I'm expecting! Viviparity in the garden

I'm expecting!  Viviparity in the garden

It’s been confirmed.  I’m having babies next year.  Lots of them!  While recently cutting back some untidy looking plants I came across seed heads of Silybum marianum, the milk thistle.  Naturally some were put aside with ideas of propagating more examples of this wonderful plant.  The following day while dissecting the heads to extract the seeds I spotted a flash of green (pictured), and then some more.  The impatient seedlings hadn’t waited to fall onto soil but had taken advantage of the warm, damp, conditions within the parent plant to germinate.

This process known as viviparity is not uncommon within plants, where the term derives from the Latin vivus, meaning ‘living’, and pario, meaning ‘give birth to’.  Keen gardeners can come across the phenomenon relatively frequently.  The best examples I have seen have been within tomatoes left on the vine into the autumn.  Strawberries with their external seeds - botanically referred to as ‘achenes’ - are often great examples too.  One other I've often spotted while out walking the dog is the wonderful seedheads of teasels.  Many a time I’ve spotted these with their own ‘nursery’ of germinating seedlings.
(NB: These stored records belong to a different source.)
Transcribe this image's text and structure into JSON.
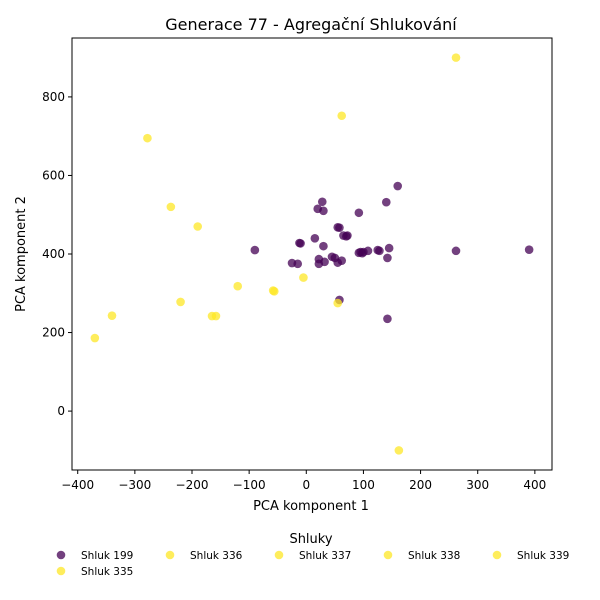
{
  "chart_data": {
    "type": "scatter",
    "title": "Generace 77 - Agregační Shlukování",
    "xlabel": "PCA komponent 1",
    "ylabel": "PCA komponent 2",
    "xlim": [
      -410,
      430
    ],
    "ylim": [
      -150,
      950
    ],
    "xticks": [
      -400,
      -300,
      -200,
      -100,
      0,
      100,
      200,
      300,
      400
    ],
    "yticks": [
      0,
      200,
      400,
      600,
      800
    ],
    "grid": false,
    "legend": {
      "title": "Shluky",
      "placement": "bottom-center"
    },
    "colors": {
      "purple": "#440154",
      "yellow": "#fde725"
    },
    "series": [
      {
        "name": "Shluk 199",
        "color": "#440154",
        "points": [
          [
            -90,
            410
          ],
          [
            -12,
            428
          ],
          [
            -10,
            427
          ],
          [
            -25,
            377
          ],
          [
            -15,
            375
          ],
          [
            15,
            440
          ],
          [
            20,
            515
          ],
          [
            28,
            533
          ],
          [
            30,
            510
          ],
          [
            30,
            420
          ],
          [
            22,
            375
          ],
          [
            22,
            387
          ],
          [
            32,
            380
          ],
          [
            45,
            393
          ],
          [
            50,
            390
          ],
          [
            55,
            378
          ],
          [
            62,
            383
          ],
          [
            55,
            468
          ],
          [
            58,
            467
          ],
          [
            65,
            447
          ],
          [
            70,
            445
          ],
          [
            72,
            447
          ],
          [
            92,
            505
          ],
          [
            92,
            403
          ],
          [
            95,
            405
          ],
          [
            98,
            402
          ],
          [
            100,
            405
          ],
          [
            108,
            408
          ],
          [
            125,
            410
          ],
          [
            128,
            408
          ],
          [
            140,
            532
          ],
          [
            142,
            390
          ],
          [
            145,
            415
          ],
          [
            160,
            573
          ],
          [
            142,
            235
          ],
          [
            58,
            283
          ],
          [
            262,
            408
          ],
          [
            390,
            411
          ]
        ]
      },
      {
        "name": "Shluk 336",
        "color": "#fde725",
        "points": []
      },
      {
        "name": "Shluk 337",
        "color": "#fde725",
        "points": []
      },
      {
        "name": "Shluk 338",
        "color": "#fde725",
        "points": []
      },
      {
        "name": "Shluk 339",
        "color": "#fde725",
        "points": []
      },
      {
        "name": "Shluk 335",
        "color": "#fde725",
        "points": [
          [
            262,
            900
          ],
          [
            62,
            752
          ],
          [
            -278,
            695
          ],
          [
            -237,
            520
          ],
          [
            -190,
            470
          ],
          [
            -120,
            318
          ],
          [
            -220,
            278
          ],
          [
            -58,
            307
          ],
          [
            -56,
            305
          ],
          [
            -5,
            340
          ],
          [
            -340,
            243
          ],
          [
            -165,
            242
          ],
          [
            -158,
            242
          ],
          [
            -370,
            186
          ],
          [
            55,
            275
          ],
          [
            162,
            -100
          ]
        ]
      }
    ]
  }
}
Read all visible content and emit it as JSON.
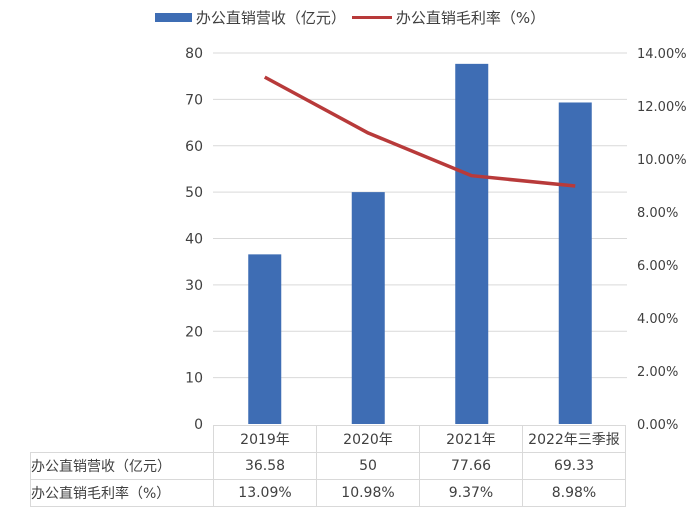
{
  "legend": [
    {
      "label": "办公直销营收（亿元）",
      "type": "bar",
      "color": "#3e6db4"
    },
    {
      "label": "办公直销毛利率（%）",
      "type": "line",
      "color": "#b83a3a"
    }
  ],
  "table": {
    "headers": [
      "2019年",
      "2020年",
      "2021年",
      "2022年三季报"
    ],
    "rows": [
      {
        "label": "办公直销营收（亿元）",
        "values": [
          "36.58",
          "50",
          "77.66",
          "69.33"
        ]
      },
      {
        "label": "办公直销毛利率（%）",
        "values": [
          "13.09%",
          "10.98%",
          "9.37%",
          "8.98%"
        ]
      }
    ]
  },
  "chart_data": {
    "type": "bar",
    "title": "",
    "categories": [
      "2019年",
      "2020年",
      "2021年",
      "2022年三季报"
    ],
    "series": [
      {
        "name": "办公直销营收（亿元）",
        "type": "bar",
        "axis": "left",
        "color": "#3e6db4",
        "values": [
          36.58,
          50,
          77.66,
          69.33
        ]
      },
      {
        "name": "办公直销毛利率（%）",
        "type": "line",
        "axis": "right",
        "color": "#b83a3a",
        "values": [
          13.09,
          10.98,
          9.37,
          8.98
        ]
      }
    ],
    "y_left": {
      "ticks": [
        "0",
        "10",
        "20",
        "30",
        "40",
        "50",
        "60",
        "70",
        "80"
      ],
      "ylim": [
        0,
        80
      ]
    },
    "y_right": {
      "ticks": [
        "0.00%",
        "2.00%",
        "4.00%",
        "6.00%",
        "8.00%",
        "10.00%",
        "12.00%",
        "14.00%"
      ],
      "ylim": [
        0,
        14
      ]
    },
    "grid": true,
    "legend_position": "top",
    "data_table": true
  }
}
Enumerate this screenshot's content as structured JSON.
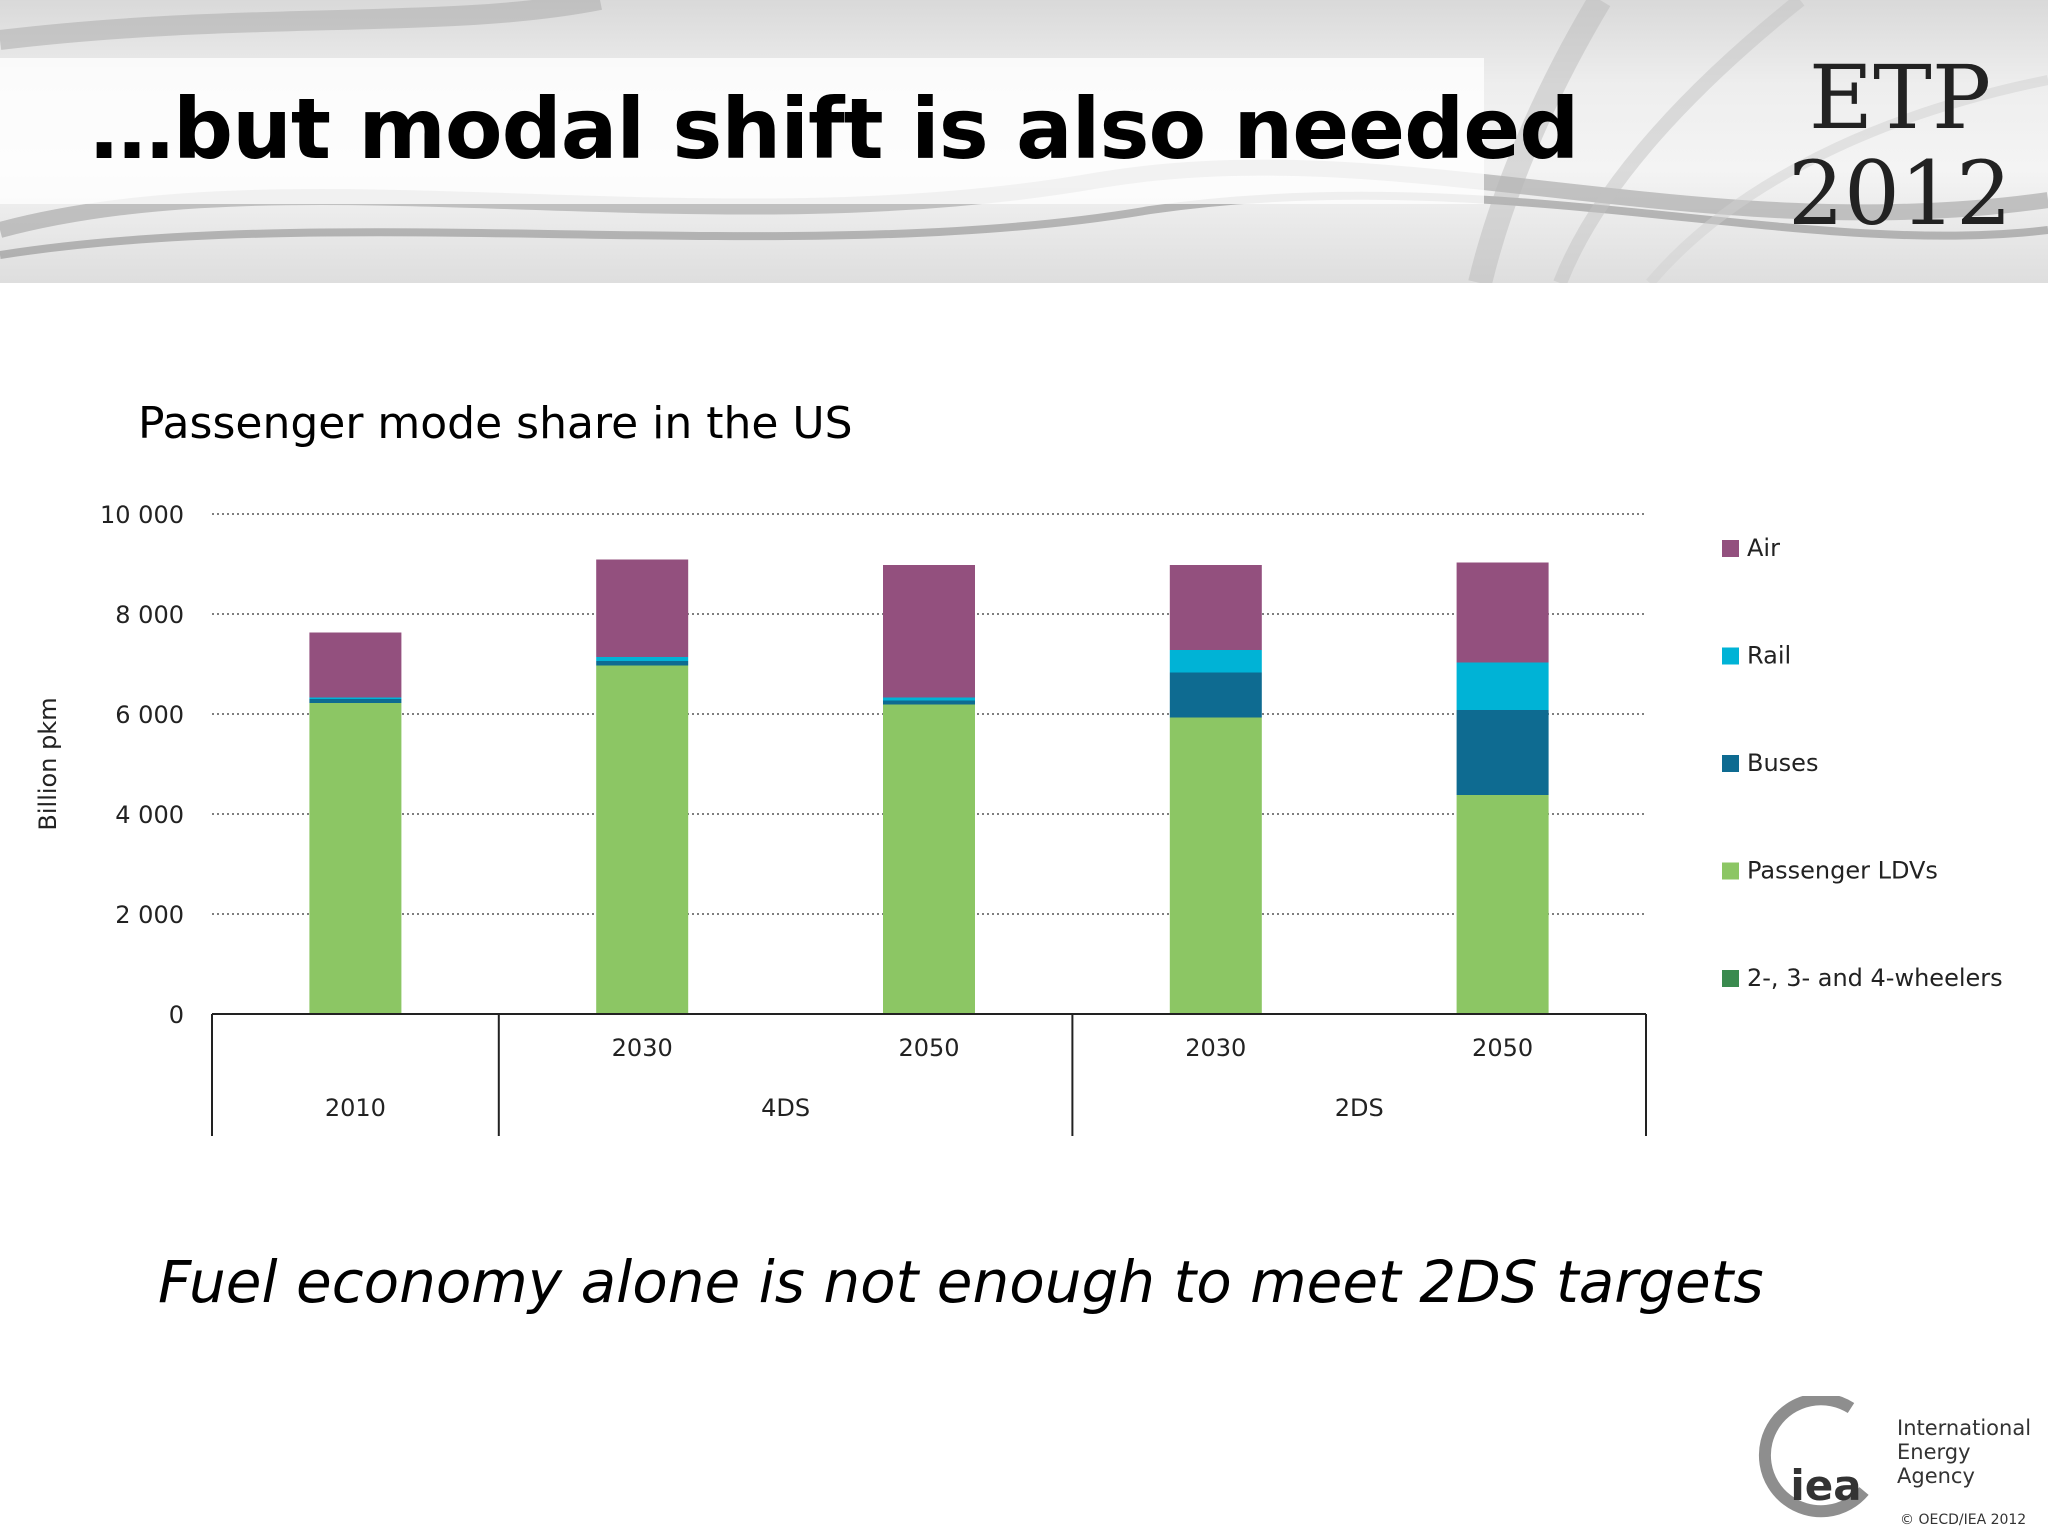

Back in the garden I carefully removed the Silybum babies and potted them up into fresh compost.  They’ll make great plants for next year.  It’s a very eye catching plant with its marbled leaves of green and white and spiny, purple flowers.  It’s one of those plants that always receives attention, provoking a lot of questions from visitors to the garden who are desperate to take some seeds or a new acquisition home, and it’s the sort of plant that once you have it you’ll find it reliably returning year after year.